Selon l’ancien secrétaire d’Etat au Trésor américain, Larry Summers, on se souviendra peut-être du moment là comme de celui où les USA ont perdu leur rôle de garant du systéme économique mondial. Par contre, le président de la Banque asiatique de développement, Takehiko Nakao, même s’il concède que l’on peut interpréter l’émergence de cette nouvelle institution de différentes manières, ne croit pas à un « changement majeur dans le monde de la finance du développement ».
En fait, l’avenir dépendra essentiellement de la structure de fonctionnement de la BAII dont décideront ses principaux actionnaires. Jusqu’à présent, la BAII ne remet pas en question le principe selon lequel le premier pourvoyeur de fonds d’une organisation multilatérale a une voix prépondérante dans son fonctionnement. A l’image des USA au sein de la Banque mondiale ou de l’Europe au sein du FMI, la Chine aura une voix prépondérante au sein de la BAII.

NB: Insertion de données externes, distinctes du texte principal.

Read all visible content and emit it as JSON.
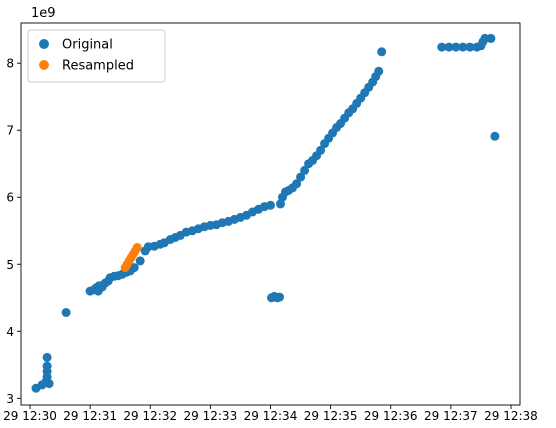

La Chine aura donc un rôle plus important sur la scène internationale – une évolution que le reste de la planète, notamment les grandes puissances, devrait accueillir favorablement. Le leadership mondial n’est pas seulement affaire de puissance, car il traduit aussi la répartition des biens communs à l’échelle de la planète.
A l’issue de la Deuxième Guerre mondiale, les USA furent non seulement la première puissance militaire et la première puissance économique mondiale, mais aussi le principal créateur de biens communs à travers le plan Marshall et leur participation financière à l’ONU et aux institutions issues des accords de Bretton Woods (le FMI et la Banque mondiale). Mais aujourd’hui, en raison de leur endettement massif ils sont contraints de limiter ce financement. Par chance, la Chine a la volonté et la capacité de combler ce manque.
Elle aurait pu le faire dans le cadre des institutions de Bretton Woods si la répartition des droits de vote n’était pas si inéquitable – au profit de l’Europe et des USA qui disposent toujours du droit de veto. Ainsi la Chine ne dispose-t-elle que de 3,8% des droits de vote au sein du FMI et de la Banque mondiale, alors qu’elle représente plus de 12% du PIB mondial. La France et le Royaume-Uni (dont la taille est trois fois inférieure à celle de la Chine) bénéficient chacun de 4,3% des droits de vote. Les pays majoritaires se refusant d’accorder à la Chine un pourcentage de droit de vote correspondant à sa puissance économique, elle n’a guère eu d’autre choix que de créer sa propre institution.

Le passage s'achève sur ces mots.